W. Jay Hunston, Jr., P.A.
Practice Areas: Mediation & Arbitration
Address: P.O. Box 508, Stuart, FL 34995
Phone: (800) 771-7780
Phone: (772) 223-5503
Cell: (561) 628-6270
Summary of Dispute Resolution Experience
My early dispute resolution experience evolved as a commercial and civil trial attorney, including certification as a Civil Trial Lawyer from 1983 to 2003 and as a Business Litigation Attorney from 1996 to 2001. After earning certification as a Florida Circuit Civil Mediator in 1991 and as a Florida Family Mediator in 1998, my interest and emphasis shifted to the role of mediation, arbitration, and other third party neutral services, rather than advocacy. After becoming qualified as a Florida Arbitrator in 2000, I became a full-time dispute resolution professional in 2001, working in the areas of mediation, arbitration and special master services. Subsequently, I earned certification as a Florida Appellate Mediator in 2012 and was accepted as a Member of the AAA Roster of Neutrals, Commercial & Construction Panels of Mediators and Arbitrators in 2013. As has been the case throughout my civil trial practice, my mediation, arbitration and neutral work usually involves complex, multi-party disputes encompassing a wide and diverse range of legal issues and subject areas.

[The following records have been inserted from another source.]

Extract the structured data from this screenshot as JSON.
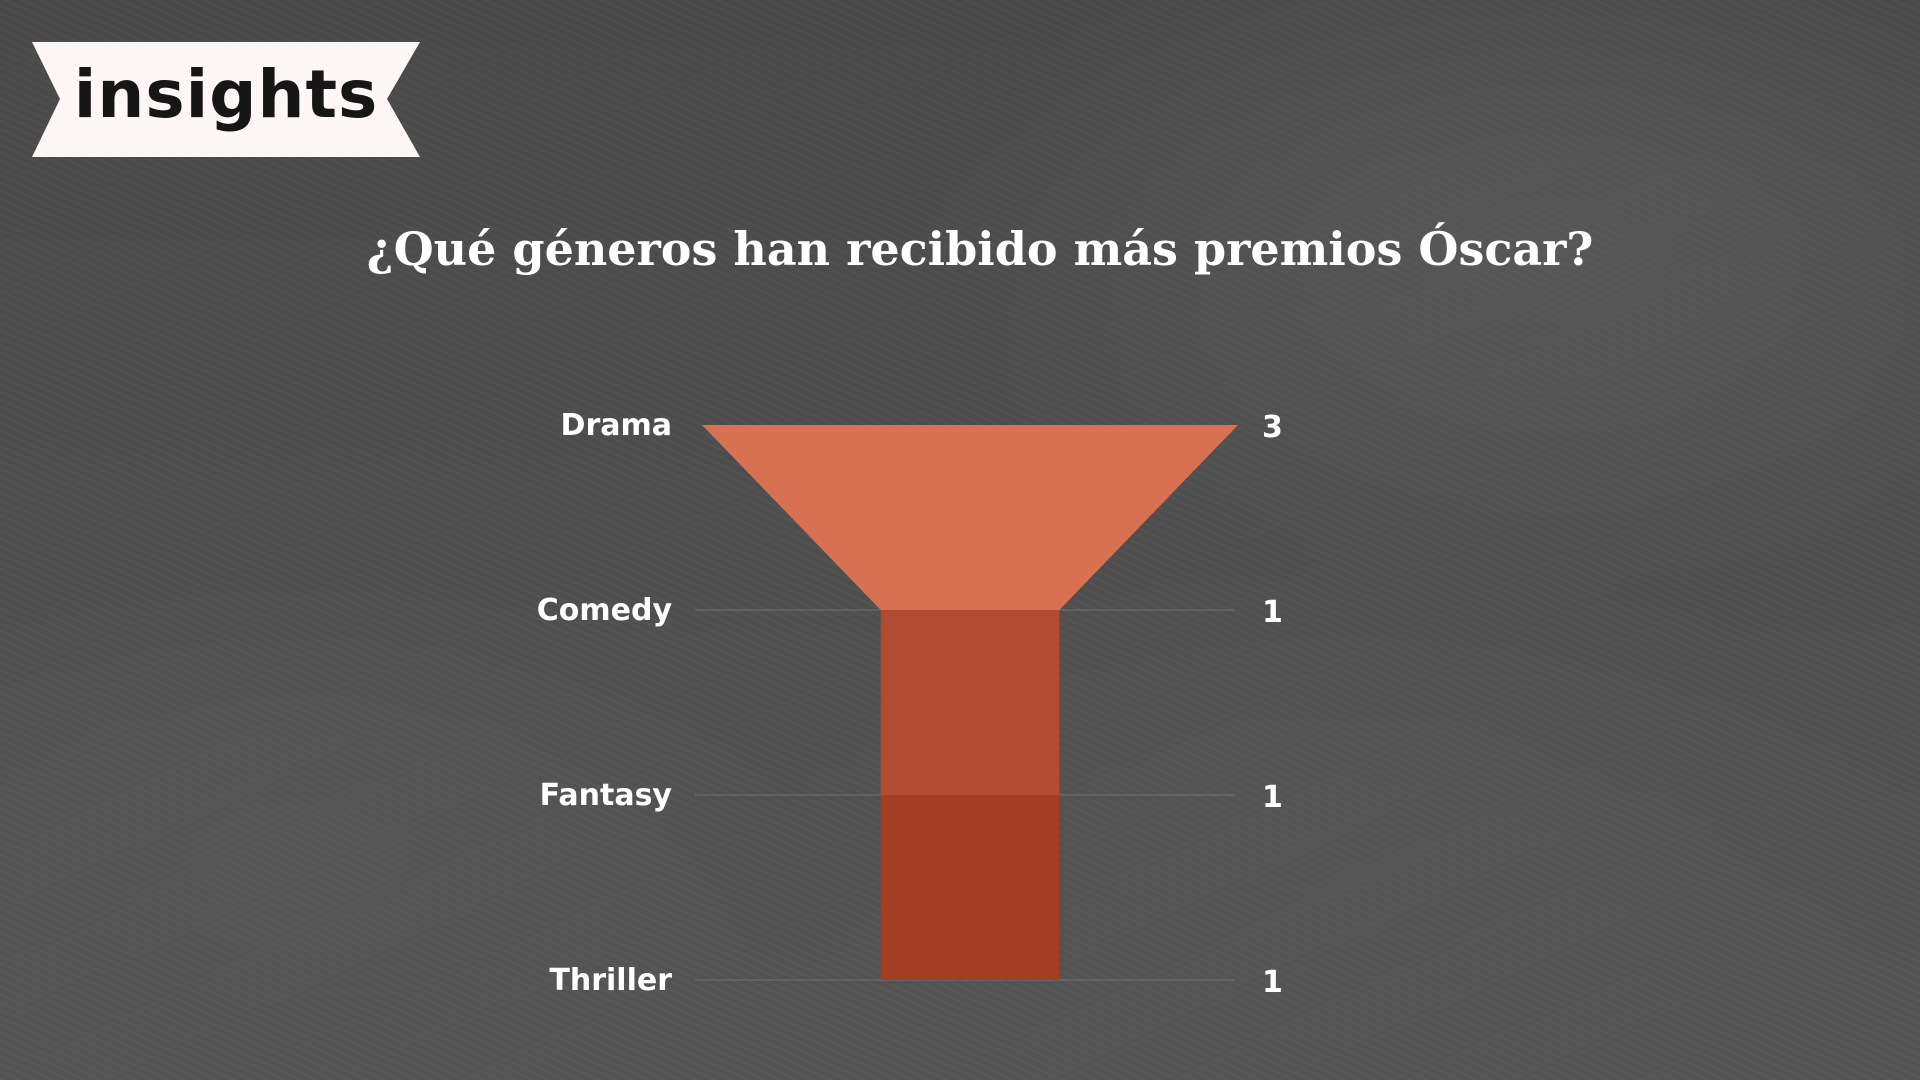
{
  "brand": {
    "logo_text": "insights",
    "ribbon_color": "#fdf7f6"
  },
  "chart_data": {
    "type": "funnel",
    "title": "¿Qué géneros han recibido más premios Óscar?",
    "categories": [
      "Drama",
      "Comedy",
      "Fantasy",
      "Thriller"
    ],
    "values": [
      3,
      1,
      1,
      1
    ],
    "colors": [
      "#d87052",
      "#b24b33",
      "#a43d26",
      "#a43d26"
    ],
    "label_color": "#ffffff"
  }
}
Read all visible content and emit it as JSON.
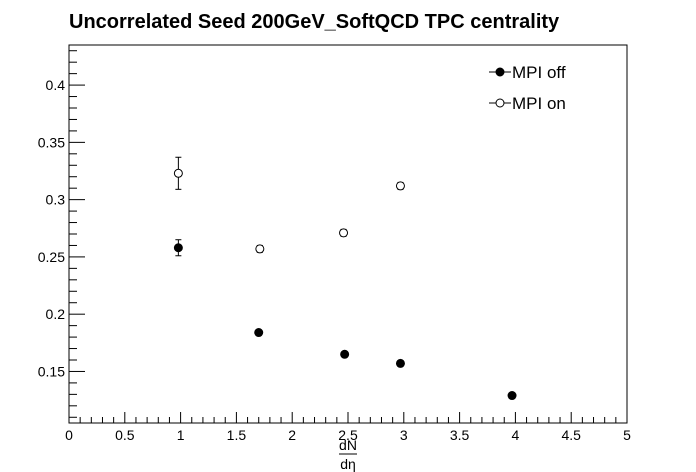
{
  "chart_data": {
    "type": "scatter",
    "title": "Uncorrelated Seed 200GeV_SoftQCD TPC centrality",
    "xlabel_numerator": "dN",
    "xlabel_denominator": "dη",
    "ylabel": "",
    "xlim": [
      0,
      5
    ],
    "ylim": [
      0.105,
      0.435
    ],
    "x_ticks": [
      "0",
      "0.5",
      "1",
      "1.5",
      "2",
      "2.5",
      "3",
      "3.5",
      "4",
      "4.5",
      "5"
    ],
    "y_ticks": [
      "0.15",
      "0.2",
      "0.25",
      "0.3",
      "0.35",
      "0.4"
    ],
    "grid": false,
    "legend_position": "top-right",
    "series": [
      {
        "name": "MPI off",
        "marker": "filled-circle",
        "color": "#000000",
        "points": [
          {
            "x": 0.98,
            "y": 0.258,
            "err": 0.007
          },
          {
            "x": 1.7,
            "y": 0.184,
            "err": 0.002
          },
          {
            "x": 2.47,
            "y": 0.165,
            "err": 0.002
          },
          {
            "x": 2.97,
            "y": 0.157,
            "err": 0.002
          },
          {
            "x": 3.97,
            "y": 0.129,
            "err": 0.002
          }
        ]
      },
      {
        "name": "MPI on",
        "marker": "open-circle",
        "color": "#000000",
        "points": [
          {
            "x": 0.98,
            "y": 0.323,
            "err": 0.014
          },
          {
            "x": 1.71,
            "y": 0.257,
            "err": 0.003
          },
          {
            "x": 2.46,
            "y": 0.271,
            "err": 0.003
          },
          {
            "x": 2.97,
            "y": 0.312,
            "err": 0.003
          }
        ]
      }
    ]
  }
}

Positive, creative results. When the mediator or facilitator truly believes in the process and the results that can be achieved through proper utilization of the process, there is no limit to the creative solutions which can be designed by parties to a dispute. The imposition of an outcome by a third party, be it judge or jury, oftentimes produces a result from which disputing parties cannot move forward and beyond their differences. In many instances the decision actually further divides the parties and results in further litigation or appeals.
As a trial attorney I was always frustrated when in complex arbitrations an arbitrator or arbitration panel would listen to days of testimony, review mounds of documentary evidence, receive expert reports on all facets of the case, request detailed summaries and proposed language for awards from the attorneys, and then enter a “split the baby” type award. As an arbitrator I am not afraid to follow the evidence and law to whatever result is just and fair under all of the circumstances and authorities. Compromise awards, although intended to placate the parties to the proceeding, are rarely, in my experience, justified by the facts and law. An arbitrator owes it to the parties and their attorneys to enter a reasoned award that concisely decides all contested issues, without favoritism to any party or desire to please everyone in hopes of obtaining future arbitration business.